13. bölüm

61.9K 3.6K 602
                                    

Salonda büyük bir sessizlik vardı. Kuzey'le gözlerimiz kitlenmişti ve etraftan soyutlanmıştık sanki. O pislik çukurunda birlikte yaşamıştık. İkimiz de birbirimize rol yaparak 7 ay geçirmiştik.

"Gökçen Toprak, evimde ne aradığını sorabilir miyim?" Diye sordu genizden gelen boğuk bir sesle.

"Oğlum siz tanışıyor musunuz?" Diyerek yanımıza geldi Vildan hanım.

Oğlum mu? Gözlerimi Kuzey'den çekip Vildan hanıma oradan da etrafa göz gezdirdim ve herkesin bize baktığını görüp rahatsızca yerimde kıpırdandım.

Vildan hanım "oğlum görevden döndü onun için kutlama yemeği" demişti. Kuzey onun oğlu muydu yani? Dünya gerçekten çok küçüktü...

Kuzey'de ben de 'tanışıyor musunuz?' Sorusuna cevap vermemiştik. Bizden cevap gelmeyeceğini anlayan Vildan hanım, elini sırtıma koyarak beni koltuklara yönlendirdi. Koltuğa ilerleyip annemin yanına oturdum. Annem bana 'sonra hesabını soracağım' bakışları atıyordu. Annemin bu bakışını çok iyi biliyordum. Genelde terlik firlatmadan önceki bakışıydi bu. Kuzey'in de yoğun bakışlarını üzerimde hissediyordum.

"Gökçen, Özgü hanım hoş geldiniz. Burada olmanıza çok sevindim." Diyen Abdullah beye göz devirdim ve cevap vermedim. Annem "Hoş bulduk" demişti.

Abdullah bey pes etmeyip koltukta yanıma oturdu.

"Gökçen bak seni tanıştırayım" deyip yaşlı çifti eliyle işaret etti. Çifte baktığımda, adamın bakışlarından bile otorite aktığı belli oluyordu. Eşi ise son derece tonton bir yüze ve iyi niyetli bakışlarla bana bakıyordu.

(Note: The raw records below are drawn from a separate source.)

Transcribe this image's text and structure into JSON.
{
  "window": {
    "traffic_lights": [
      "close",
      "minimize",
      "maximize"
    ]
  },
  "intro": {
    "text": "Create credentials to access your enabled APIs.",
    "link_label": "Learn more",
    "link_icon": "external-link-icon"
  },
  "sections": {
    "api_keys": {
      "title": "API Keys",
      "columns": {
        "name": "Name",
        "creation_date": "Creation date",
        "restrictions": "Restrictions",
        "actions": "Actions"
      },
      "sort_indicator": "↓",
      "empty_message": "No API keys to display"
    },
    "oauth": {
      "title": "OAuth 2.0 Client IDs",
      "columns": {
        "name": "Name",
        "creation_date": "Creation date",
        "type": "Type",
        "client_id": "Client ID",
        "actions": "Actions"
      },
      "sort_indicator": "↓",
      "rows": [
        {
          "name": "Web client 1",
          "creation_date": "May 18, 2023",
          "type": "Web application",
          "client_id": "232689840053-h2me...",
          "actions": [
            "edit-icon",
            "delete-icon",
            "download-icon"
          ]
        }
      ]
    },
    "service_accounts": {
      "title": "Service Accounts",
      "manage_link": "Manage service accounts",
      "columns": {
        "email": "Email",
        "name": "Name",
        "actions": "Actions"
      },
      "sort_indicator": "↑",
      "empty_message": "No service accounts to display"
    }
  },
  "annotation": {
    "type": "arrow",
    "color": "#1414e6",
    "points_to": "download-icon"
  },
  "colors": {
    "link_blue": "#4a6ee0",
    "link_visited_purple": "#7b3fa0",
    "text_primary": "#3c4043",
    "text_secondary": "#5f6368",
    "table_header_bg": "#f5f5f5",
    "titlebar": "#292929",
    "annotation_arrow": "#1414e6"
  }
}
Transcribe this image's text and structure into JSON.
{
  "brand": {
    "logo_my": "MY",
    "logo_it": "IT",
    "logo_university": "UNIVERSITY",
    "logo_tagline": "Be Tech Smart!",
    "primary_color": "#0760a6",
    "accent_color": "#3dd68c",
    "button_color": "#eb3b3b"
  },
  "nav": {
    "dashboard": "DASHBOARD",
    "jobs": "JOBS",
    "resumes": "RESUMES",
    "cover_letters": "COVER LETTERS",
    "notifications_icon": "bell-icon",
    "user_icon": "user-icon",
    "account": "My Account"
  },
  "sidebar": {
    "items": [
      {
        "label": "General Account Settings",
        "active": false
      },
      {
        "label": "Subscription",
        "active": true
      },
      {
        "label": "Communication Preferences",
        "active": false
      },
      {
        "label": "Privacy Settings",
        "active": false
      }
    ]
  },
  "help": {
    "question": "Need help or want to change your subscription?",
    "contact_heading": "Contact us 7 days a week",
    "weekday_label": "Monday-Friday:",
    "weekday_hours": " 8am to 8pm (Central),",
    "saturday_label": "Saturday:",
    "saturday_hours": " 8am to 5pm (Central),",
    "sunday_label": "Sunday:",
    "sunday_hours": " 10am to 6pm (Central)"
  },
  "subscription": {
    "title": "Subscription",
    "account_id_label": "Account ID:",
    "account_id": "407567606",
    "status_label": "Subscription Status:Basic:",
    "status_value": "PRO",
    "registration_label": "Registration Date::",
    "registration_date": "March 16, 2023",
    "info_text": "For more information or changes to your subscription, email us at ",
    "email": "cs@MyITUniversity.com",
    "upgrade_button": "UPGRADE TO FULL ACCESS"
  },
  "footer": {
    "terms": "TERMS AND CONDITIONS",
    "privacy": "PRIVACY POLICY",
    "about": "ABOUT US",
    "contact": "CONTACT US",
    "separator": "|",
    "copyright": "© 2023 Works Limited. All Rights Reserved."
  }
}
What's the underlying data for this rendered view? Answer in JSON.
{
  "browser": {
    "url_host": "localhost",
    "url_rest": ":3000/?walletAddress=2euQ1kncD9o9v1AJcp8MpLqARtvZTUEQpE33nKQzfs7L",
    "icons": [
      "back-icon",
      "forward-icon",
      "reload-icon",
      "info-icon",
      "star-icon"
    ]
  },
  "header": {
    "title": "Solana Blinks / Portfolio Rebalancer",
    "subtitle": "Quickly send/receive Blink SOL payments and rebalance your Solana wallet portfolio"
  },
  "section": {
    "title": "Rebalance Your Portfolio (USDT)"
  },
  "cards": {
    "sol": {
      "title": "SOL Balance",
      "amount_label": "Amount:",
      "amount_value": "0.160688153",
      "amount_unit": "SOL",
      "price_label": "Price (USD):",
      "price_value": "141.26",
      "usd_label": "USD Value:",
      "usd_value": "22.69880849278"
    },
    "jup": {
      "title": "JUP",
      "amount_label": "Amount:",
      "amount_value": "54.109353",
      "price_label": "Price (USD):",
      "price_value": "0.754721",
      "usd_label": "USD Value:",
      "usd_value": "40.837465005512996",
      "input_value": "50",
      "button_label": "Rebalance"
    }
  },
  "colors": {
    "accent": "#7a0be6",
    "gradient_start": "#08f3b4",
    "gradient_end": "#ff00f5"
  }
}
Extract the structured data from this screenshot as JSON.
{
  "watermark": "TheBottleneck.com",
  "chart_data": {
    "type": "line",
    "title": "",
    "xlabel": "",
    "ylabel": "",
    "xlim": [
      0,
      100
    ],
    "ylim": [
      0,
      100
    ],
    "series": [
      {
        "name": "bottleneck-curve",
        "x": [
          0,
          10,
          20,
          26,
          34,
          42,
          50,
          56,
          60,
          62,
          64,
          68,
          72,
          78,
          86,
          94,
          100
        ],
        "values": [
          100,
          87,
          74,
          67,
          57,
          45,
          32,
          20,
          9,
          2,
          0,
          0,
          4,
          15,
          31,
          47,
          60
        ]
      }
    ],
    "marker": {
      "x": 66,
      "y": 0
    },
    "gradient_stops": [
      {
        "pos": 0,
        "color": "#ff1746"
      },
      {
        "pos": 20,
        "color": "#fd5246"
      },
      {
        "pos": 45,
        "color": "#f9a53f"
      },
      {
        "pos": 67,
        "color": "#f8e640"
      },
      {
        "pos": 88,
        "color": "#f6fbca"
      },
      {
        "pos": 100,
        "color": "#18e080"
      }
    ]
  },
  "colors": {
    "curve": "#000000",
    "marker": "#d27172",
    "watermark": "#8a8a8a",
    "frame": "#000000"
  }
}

"Kızım, eşim Sare'nin anne ve babası. Kemal babam ve Akkız annem. Seninde anneannen ve deden oluyorlar." Yaşlı çifte sert bir şekilde baktığımı fark edip bakışlarımı biraz yumuşatmaya çalıştım. Kemal bey gözlerini dikmiş sanki düşüncelerimi okuyormuş gibi bakıyordu.

"Kızım deden emekli Albaydır." Zaten adamda, asker disiplini olduğu 50 metre öteden bile belli oluyordu.

Ağzımı bile açmadım, tek kelime bile etmedim. Onlar ve aileleri hakkında bir şey öğrenmek istemiyordum. Sadece sertçe bakıp, sonra da bakışlarımı çekerek tepki veriyordum. Burada muhattap olacağım insanlar belliydi...

Abdullah bey bozuldu. Bu çok net belliydi. Hatta bu duruma, Kemal beyin dudaklarının hafifçe kıvrıldığını bile fark ettim. Kemal bey de benim fark ettiğimi fark etti. Ihtiyar resmen benim taktiğimi uyguluyordu.

Gözünü dik, izle, çöz, harekete geç...

Vildan hanım ve eşi, herkesi masaya buyur edince ayaklandık. Annemin kolunda masaya ilerliyordum. Gül'de annemin diğer koluna girince, Sare hanım resmen bozulmuştu. Bu durum içimdeki yangına biraz su serpmedi değil.

Masaya oturana kadar üstümde birçok göz hissetmiştim. Giydiğim kıyafet açıktı ve beni rahatsız etmişti. Neredeyse belime gelen sarı saçlarımı salık bıraktığım için, fondötenle kapanmayan bıçak izi kabarıklıkları, fark edilmiyordu.

Üstümde hissettiğim gözlerden en net olanı ise Kuzey'indi. Onun için de şaşırtıcı bir karşılaşma olmuştu. Ama Allah için o kampta, bakımsız bir hâldeyken bile yakışıklı olan adam, şu an podyumdan fırlamış gibiydi. Bu kadar yakışıklı olan bir adam, büyük ihtimal her limanda sevgilisi olan tipten olabilirdi.

Ben şimdi neden böyle şeyler düşünüyordum ki? Ye yemeğini uza buradan Gökçen!

Masada herkes yerleşmişti. Yemek servisleri yapılmaya başlandı. Önce başlangıç yemekleri geldi. Herkes bir yanında oturanla sohbet ediyordu. Benim yanımda annem, annemin yanında Gül ve Alihan. Benim diğer yanımda ise Göktuğ oturuyordu. Göktuğ masanın altında telefonuyla mesajlaşıyordu.